すると、台のうえにすでにつまれたドル箱が。
その台でプレイしていたのは、季だった。
藤代は、慌てて三上に報告する。
「でもあれ...季も絶好調っスよ。ダブルチャレンジ」
それを裏付けるかのように、季の勢いも三上そのもの。
「ハイ来た〜〜〜〜〜〜」
液晶画面をみると、天使モードの30倍にチャレンジしている。
片手にはポッキーのアーモンドをもちながら、失敗しても何故か笑顔である。
「どーん。ハイこれで、15連続失敗〜〜〜〜〜〜〜〜〜やっぱ3000G狙ってい
かないと、男じゃないよ〜〜〜〜〜〜。ハイ皆ショボすぎね〜〜〜〜〜」
季は、そういうとダブルチャレンジのシマを見回した。
ダブルチャレンジには、気の強い椎名や鳴海などが陣取っている。
季のひとことで椎名や鳴海達は一斉に天使モードの30倍にチャレンジしはじめた。
三上はそれを憎々しげにみつめる。
「ったく、季の奴、余計なコトを...あのバカのあおりでダブルのシマ全体が30倍狙いに...殺気立って鉄火場状態じゃねーか。
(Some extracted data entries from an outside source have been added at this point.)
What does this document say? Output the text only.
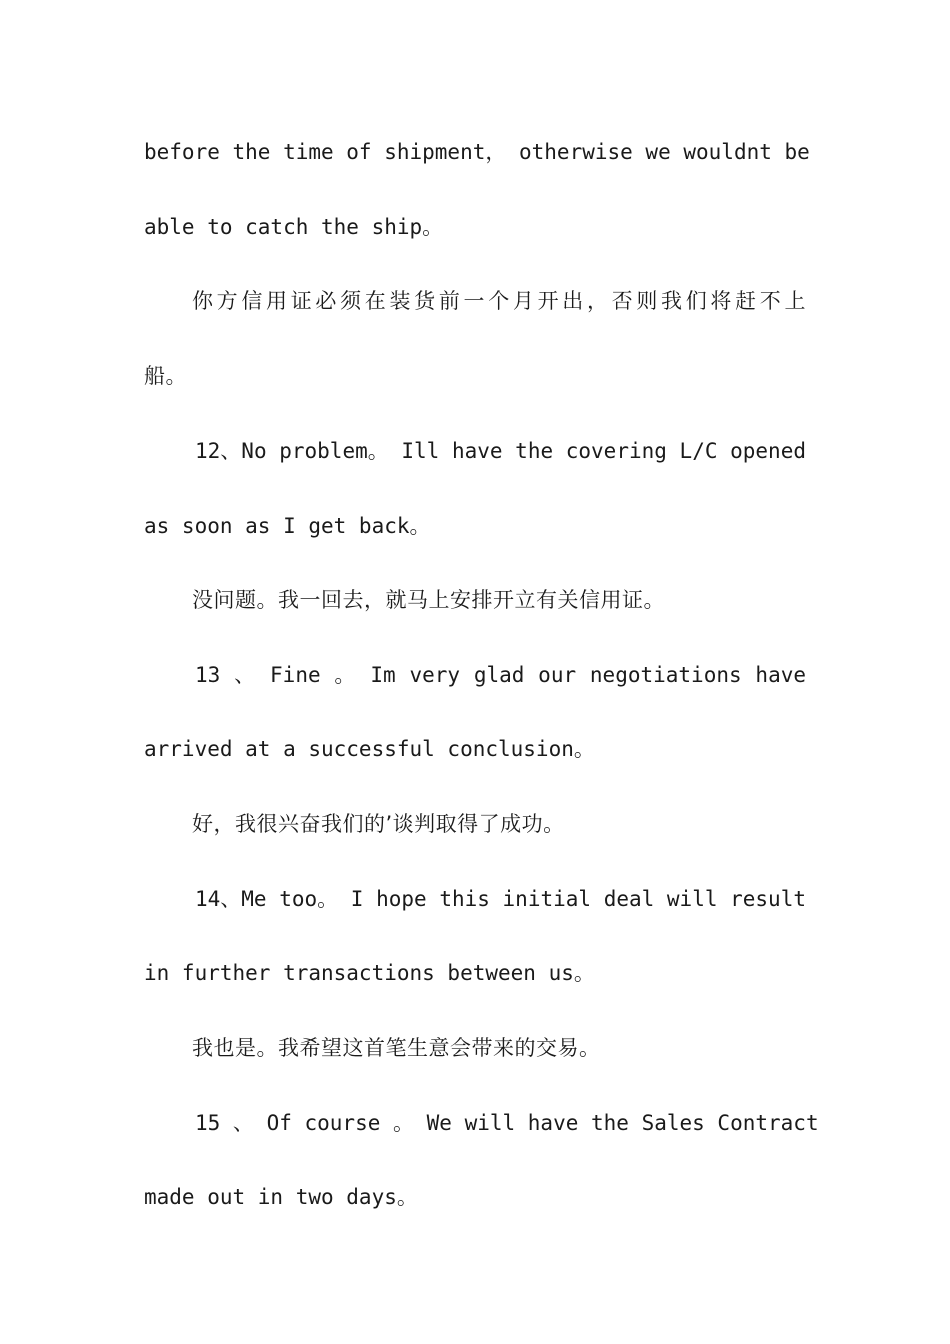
before the time of shipment， otherwise we wouldnt be
able to catch the ship。
你方信用证必须在装货前一个月开出，否则我们将赶不上
船。
12、No problem。 Ill have the covering L/C opened
as soon as I get back。
没问题。我一回去，就马上安排开立有关信用证。
13 、 Fine 。 Im very glad our negotiations have
arrived at a successful conclusion。
好，我很兴奋我们的’谈判取得了成功。
14、Me too。 I hope this initial deal will result
in further transactions between us。
我也是。我希望这首笔生意会带来的交易。
15 、 Of course 。 We will have the Sales Contract
made out in two days。
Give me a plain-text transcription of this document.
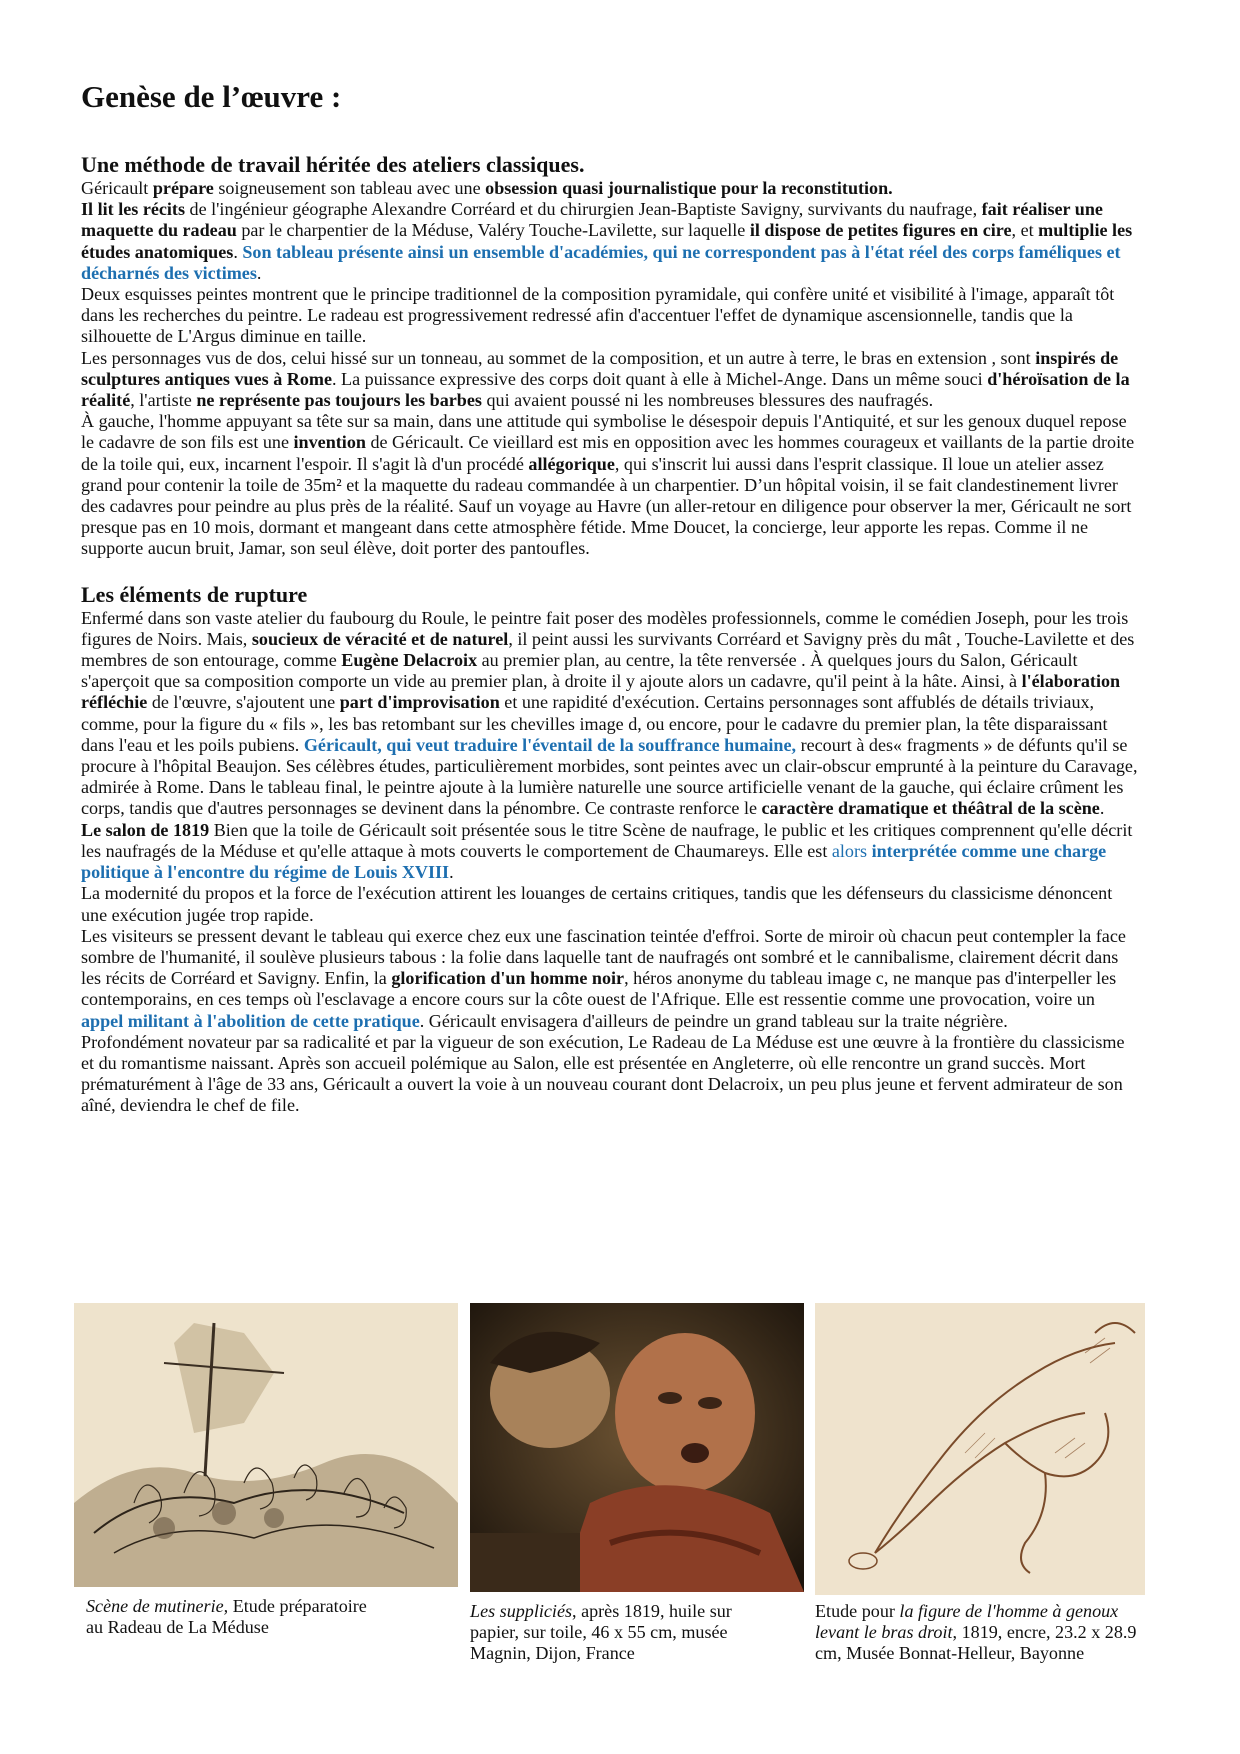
Genèse de l’œuvre :
Une méthode de travail héritée des ateliers classiques.

Géricault prépare soigneusement son tableau avec une obsession quasi journalistique pour la reconstitution.

Il lit les récits de l'ingénieur géographe Alexandre Corréard et du chirurgien Jean-Baptiste Savigny, survivants du naufrage, fait réaliser une maquette du radeau par le charpentier de la Méduse, Valéry Touche-Lavilette, sur laquelle il dispose de petites figures en cire, et multiplie les études anatomiques. Son tableau présente ainsi un ensemble d'académies, qui ne correspondent pas à l'état réel des corps faméliques et décharnés des victimes.

Deux esquisses peintes montrent que le principe traditionnel de la composition pyramidale, qui confère unité et visibilité à l'image, apparaît tôt dans les recherches du peintre. Le radeau est progressivement redressé afin d'accentuer l'effet de dynamique ascensionnelle, tandis que la silhouette de L'Argus diminue en taille.

Les personnages vus de dos, celui hissé sur un tonneau, au sommet de la composition, et un autre à terre, le bras en extension , sont inspirés de sculptures antiques vues à Rome. La puissance expressive des corps doit quant à elle à Michel-Ange. Dans un même souci d'héroïsation de la réalité, l'artiste ne représente pas toujours les barbes qui avaient poussé ni les nombreuses blessures des naufragés.

À gauche, l'homme appuyant sa tête sur sa main, dans une attitude qui symbolise le désespoir depuis l'Antiquité, et sur les genoux duquel repose le cadavre de son fils est une invention de Géricault. Ce vieillard est mis en opposition avec les hommes courageux et vaillants de la partie droite de la toile qui, eux, incarnent l'espoir. Il s'agit là d'un procédé allégorique, qui s'inscrit lui aussi dans l'esprit classique. Il loue un atelier assez grand pour contenir la toile de 35m² et la maquette du radeau commandée à un charpentier. D’un hôpital voisin, il se fait clandestinement livrer des cadavres pour peindre au plus près de la réalité. Sauf un voyage au Havre (un aller-retour en diligence pour observer la mer, Géricault ne sort presque pas en 10 mois, dormant et mangeant dans cette atmosphère fétide. Mme Doucet, la concierge, leur apporte les repas. Comme il ne supporte aucun bruit, Jamar, son seul élève, doit porter des pantoufles.

Les éléments de rupture

Enfermé dans son vaste atelier du faubourg du Roule, le peintre fait poser des modèles professionnels, comme le comédien Joseph, pour les trois figures de Noirs. Mais, soucieux de véracité et de naturel, il peint aussi les survivants Corréard et Savigny près du mât , Touche-Lavilette et des membres de son entourage, comme Eugène Delacroix au premier plan, au centre, la tête renversée . À quelques jours du Salon, Géricault s'aperçoit que sa composition comporte un vide au premier plan, à droite il y ajoute alors un cadavre, qu'il peint à la hâte. Ainsi, à l'élaboration réfléchie de l'œuvre, s'ajoutent une part d'improvisation et une rapidité d'exécution. Certains personnages sont affublés de détails triviaux, comme, pour la figure du « fils », les bas retombant sur les chevilles image d, ou encore, pour le cadavre du premier plan, la tête disparaissant dans l'eau et les poils pubiens. Géricault, qui veut traduire l'éventail de la souffrance humaine, recourt à des« fragments » de défunts qu'il se procure à l'hôpital Beaujon. Ses célèbres études, particulièrement morbides, sont peintes avec un clair-obscur emprunté à la peinture du Caravage, admirée à Rome. Dans le tableau final, le peintre ajoute à la lumière naturelle une source artificielle venant de la gauche, qui éclaire crûment les corps, tandis que d'autres personnages se devinent dans la pénombre. Ce contraste renforce le caractère dramatique et théâtral de la scène.

Le salon de 1819 Bien que la toile de Géricault soit présentée sous le titre Scène de naufrage, le public et les critiques comprennent qu'elle décrit les naufragés de la Méduse et qu'elle attaque à mots couverts le comportement de Chaumareys. Elle est alors interprétée comme une charge politique à l'encontre du régime de Louis XVIII.

La modernité du propos et la force de l'exécution attirent les louanges de certains critiques, tandis que les défenseurs du classicisme dénoncent une exécution jugée trop rapide.

Les visiteurs se pressent devant le tableau qui exerce chez eux une fascination teintée d'effroi. Sorte de miroir où chacun peut contempler la face sombre de l'humanité, il soulève plusieurs tabous : la folie dans laquelle tant de naufragés ont sombré et le cannibalisme, clairement décrit dans les récits de Corréard et Savigny. Enfin, la glorification d'un homme noir, héros anonyme du tableau image c, ne manque pas d'interpeller les contemporains, en ces temps où l'esclavage a encore cours sur la côte ouest de l'Afrique. Elle est ressentie comme une provocation, voire un appel militant à l'abolition de cette pratique. Géricault envisagera d'ailleurs de peindre un grand tableau sur la traite négrière.

Profondément novateur par sa radicalité et par la vigueur de son exécution, Le Radeau de La Méduse est une œuvre à la frontière du classicisme et du romantisme naissant. Après son accueil polémique au Salon, elle est présentée en Angleterre, où elle rencontre un grand succès. Mort prématurément à l'âge de 33 ans, Géricault a ouvert la voie à un nouveau courant dont Delacroix, un peu plus jeune et fervent admirateur de son aîné, deviendra le chef de file.

Scène de mutinerie, Etude préparatoire au Radeau de La Méduse
Les suppliciés, après 1819, huile sur papier, sur toile, 46 x 55 cm, musée Magnin, Dijon, France
Etude pour la figure de l'homme à genoux levant le bras droit, 1819, encre, 23.2 x 28.9 cm, Musée Bonnat-Helleur, Bayonne
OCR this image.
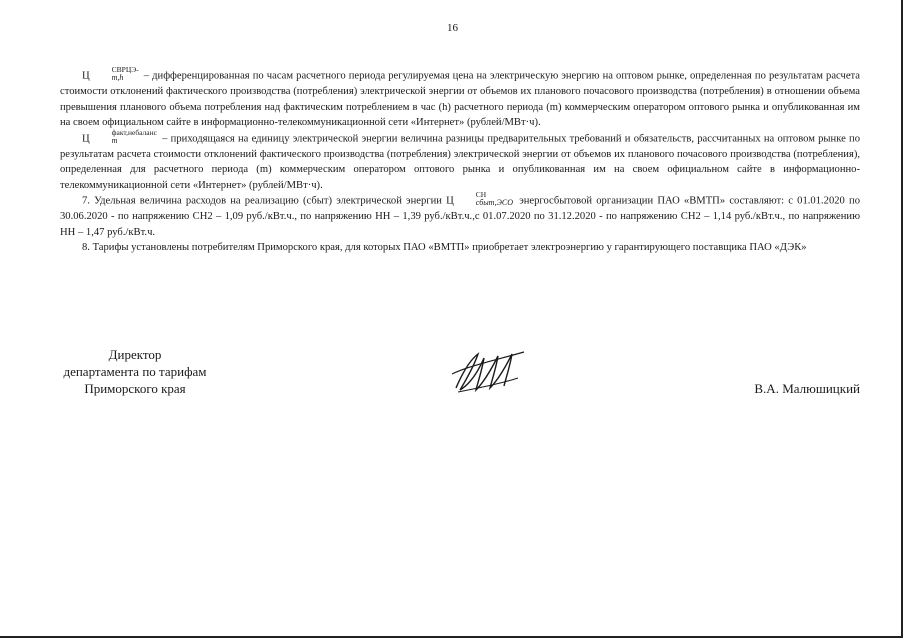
16

Ц
СВРЦЭ-
m,h	– дифференцированная по часам расчетного периода регулируемая цена на электрическую энергию на оптовом рынке, определенная по результатам расчета стоимости отклонений фактического производства (потребления) электрической энергии от объемов их планового почасового производства (потребления) в отношении объема превышения планового объема потребления над фактическим потреблением в час (h) расчетного периода (m) коммерческим оператором оптового рынка и опубликованная им на своем официальном сайте в информационно-телекоммуникационной сети «Интернет» (рублей/МВт·ч).

Ц
факт,небаланс
m	– приходящаяся на единицу электрической энергии величина разницы предварительных требований и обязательств, рассчитанных на оптовом рынке по результатам расчета стоимости отклонений фактического производства (потребления) электрической энергии от объемов их планового почасового производства (потребления), определенная для расчетного периода (m) коммерческим оператором оптового рынка и опубликованная им на своем официальном сайте в информационно-телекоммуникационной сети «Интернет» (рублей/МВт·ч).

7. Удельная величина расходов на реализацию (сбыт) электрической энергии Ц
СН
сбыт,ЭСО энергосбытовой организации ПАО «ВМТП» составляют: с 01.01.2020 по 30.06.2020 - по напряжению СН2 – 1,09 руб./кВт.ч., по напряжению НН – 1,39 руб./кВт.ч.,с 01.07.2020 по 31.12.2020 - по напряжению СН2 – 1,14 руб./кВт.ч., по напряжению НН – 1,47 руб./кВт.ч.

8. Тарифы установлены потребителям Приморского края, для которых ПАО «ВМТП» приобретает электроэнергию у гарантирующего поставщика ПАО «ДЭК»

Директор
департамента по тарифам
Приморского края	В.А. Малюшицкий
たとえ、設定1でも天使でAT×30成功すれば、とんでもない出玉だ」
三上はダブルの爆発力が予測出来るだけに冷や汗を流す。
その三上のイライラをつのらせるように季ののんきな声は続く。
「ハイ、またダメ〜〜〜〜〜〜〜〜。もうオロCぬるくなっちゃったよ〜〜〜〜〜〜〜」
三上はその言葉にさえ焦りを隠せない。
「くっそ〜〜〜〜〜〜、たのむから引くなよッ」
台をブン回しながらも気になるのはダブルのシマのこと。
「あと少しだッ」
三上は、それでもアドリブを駆使しているからかメダルはどんどん出て、台の上にはドル箱が二箱、三箱と積まれていく。